- The Washington Times - Tuesday, January 23, 2001

Ramush Haradinaj, a onetime Kosovo Liberation Army general and now an emerging political leader among the province's Albanian majority, yesterday warned a U.S. military pullout would have dire consequences for the Balkans.

"Without U.S. troops on the ground, there is no real peace in Kosovo," Mr. Haradinaj said in an interview yesterday.

"In many ways, the Kosovo Albanians trust the American troops more than any other forces" in the NATO-dominated multinational peacekeeping force in the Yugoslav province, Mr. Haradinaj said.

During the recent U.S. campaign, aides to President Bush said he wanted to reduce the U.S. military role in Kosovo, in place since the NATO air war in the spring of 1999 that drove out Serbian forces of Yugoslav leader Slobodan Milosevic.

The Bush administration has made clear in recent days that it would consult with its allies before any troop reduction.

Trading in fatigues for business suits, the 32-year-old Mr. Haradinaj led his Alliance for the Future of Kosovo to a third-place finish in municipal elections in Kosovo in October, with 7.7 percent of the vote.

The party of longtime Kosovar Albanian leader Ibrahim Rugova, an academic, finished first with 58 percent, and Hashim Thaci, a former colleague of Mr. Haradinaj in the KLA, finished second with 27.3 percent.

Like virtually every prominent Kosovo Albanian leader, Mr. Haradinaj favors independence for Kosovo from Yugoslavia, despite opposition from Belgrade and despite a U.N. resolution that leaves the province's ultimate status purposefully vague.

Foreign ministers of the 15-nation European Union, meeting in Brussels yesterday, sent another signal of support for new Yugoslav President Vojislav Kostunica. The ministers in a statement sided with Belgrade against Montenegro, Serbia's tiny sister republic that also has talked of leaving the Yugoslav Federation.

Carl Bildt, the United Nations' Balkans envoy, said the EU statement "very clearly expresses that the international community has no interest in setting up new states in the region."

Mr. Haradinaj argued that his party provided the best vehicle for a political solution to Kosovo, because it welcomed Serbs and other minorities and because it is focusing for now on building the economic, social and political institutions needed for a viable state.

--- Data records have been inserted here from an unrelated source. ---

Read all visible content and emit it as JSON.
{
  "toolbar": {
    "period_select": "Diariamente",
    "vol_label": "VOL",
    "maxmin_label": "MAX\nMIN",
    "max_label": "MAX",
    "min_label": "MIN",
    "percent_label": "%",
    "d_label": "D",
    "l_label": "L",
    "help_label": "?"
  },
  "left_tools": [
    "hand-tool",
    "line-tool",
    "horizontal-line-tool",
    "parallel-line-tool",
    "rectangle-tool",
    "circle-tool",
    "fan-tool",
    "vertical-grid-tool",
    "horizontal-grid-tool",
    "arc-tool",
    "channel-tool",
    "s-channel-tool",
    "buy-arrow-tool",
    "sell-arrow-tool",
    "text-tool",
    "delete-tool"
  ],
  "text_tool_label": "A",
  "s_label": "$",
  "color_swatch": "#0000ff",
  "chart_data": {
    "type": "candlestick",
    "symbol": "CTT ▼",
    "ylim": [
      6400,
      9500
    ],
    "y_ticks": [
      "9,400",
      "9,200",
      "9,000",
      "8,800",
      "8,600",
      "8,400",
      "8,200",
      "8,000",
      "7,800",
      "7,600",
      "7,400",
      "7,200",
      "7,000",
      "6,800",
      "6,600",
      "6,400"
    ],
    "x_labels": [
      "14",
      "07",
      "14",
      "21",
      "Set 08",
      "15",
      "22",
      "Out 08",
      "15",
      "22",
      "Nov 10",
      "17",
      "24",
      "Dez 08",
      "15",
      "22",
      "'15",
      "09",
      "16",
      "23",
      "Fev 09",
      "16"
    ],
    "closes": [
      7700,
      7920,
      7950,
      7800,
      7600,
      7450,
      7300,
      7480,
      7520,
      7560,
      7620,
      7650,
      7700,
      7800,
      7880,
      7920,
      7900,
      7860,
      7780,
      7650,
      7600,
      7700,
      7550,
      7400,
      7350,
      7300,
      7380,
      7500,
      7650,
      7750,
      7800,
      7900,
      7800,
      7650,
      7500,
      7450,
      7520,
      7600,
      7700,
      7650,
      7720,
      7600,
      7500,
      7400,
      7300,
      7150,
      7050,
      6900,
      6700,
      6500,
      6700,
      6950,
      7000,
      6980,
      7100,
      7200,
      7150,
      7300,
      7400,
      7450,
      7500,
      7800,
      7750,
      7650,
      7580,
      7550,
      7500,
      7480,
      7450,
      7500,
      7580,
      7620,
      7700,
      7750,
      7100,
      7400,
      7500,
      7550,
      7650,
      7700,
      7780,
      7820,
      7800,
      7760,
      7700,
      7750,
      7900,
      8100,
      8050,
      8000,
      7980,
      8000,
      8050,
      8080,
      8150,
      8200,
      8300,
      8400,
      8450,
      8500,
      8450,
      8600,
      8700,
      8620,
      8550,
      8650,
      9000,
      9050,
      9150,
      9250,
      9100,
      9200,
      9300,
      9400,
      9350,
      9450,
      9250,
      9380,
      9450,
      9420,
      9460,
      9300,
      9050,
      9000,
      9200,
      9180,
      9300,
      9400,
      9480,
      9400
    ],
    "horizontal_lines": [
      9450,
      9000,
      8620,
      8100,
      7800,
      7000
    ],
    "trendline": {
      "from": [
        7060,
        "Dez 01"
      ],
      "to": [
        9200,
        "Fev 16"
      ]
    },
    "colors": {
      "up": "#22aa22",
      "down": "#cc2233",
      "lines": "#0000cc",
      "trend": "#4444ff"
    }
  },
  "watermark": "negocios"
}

Mr. Thaci is better known abroad, but his Democratic Party of Kosovo is increasingly unpopular because of abuses committed by ex-KLA members in its ranks, Mr. Haradinaj argued. And Mr. Rugova, while still the single most popular Kosovar Albanian leader, has seen his support fall steadily in the aftermath of the 1999 war.

Mr. Rugova "used to have 100 percent support, and now it's 58 percent," Mr. Haradinaj said.

A highly regarded guerrilla leader during the war and deputy commander for a time of the civilian Kosovo Protection Corps after Mr. Milosevic's troops pulled out, Mr. Haradinaj developed close ties with U.S. military and intelligence officials during the conflict.

But he remains a controversial figure in Kosovo and in Europe, where, he concedes, opposition to Kosovo's independence is much stronger than in Washington.

Mr. Haradinaj was injured in a confrontation with Russian peacekeepers last year, and he was wounded again by a grenade in a still-murky incident in July involving a feud with a Kosovar Albanian family from a rival guerrilla organization.

The London-based Guardian newspaper reported in September that U.S. forces helped cover up the July incident and also played down Mr. Haradinaj's links to drug trafficking and organized crime elements that have flourished in the province since the end of the war.

Mr. Haradinaj denied any links to criminal gangs in Kosovo. Shirley Cloyes DioGuardi, executive director of the Albanian-American foundation and a spokeswoman for Mr. Haradinaj's party in the United States, said the July grenade attack has been misreported in the Western press.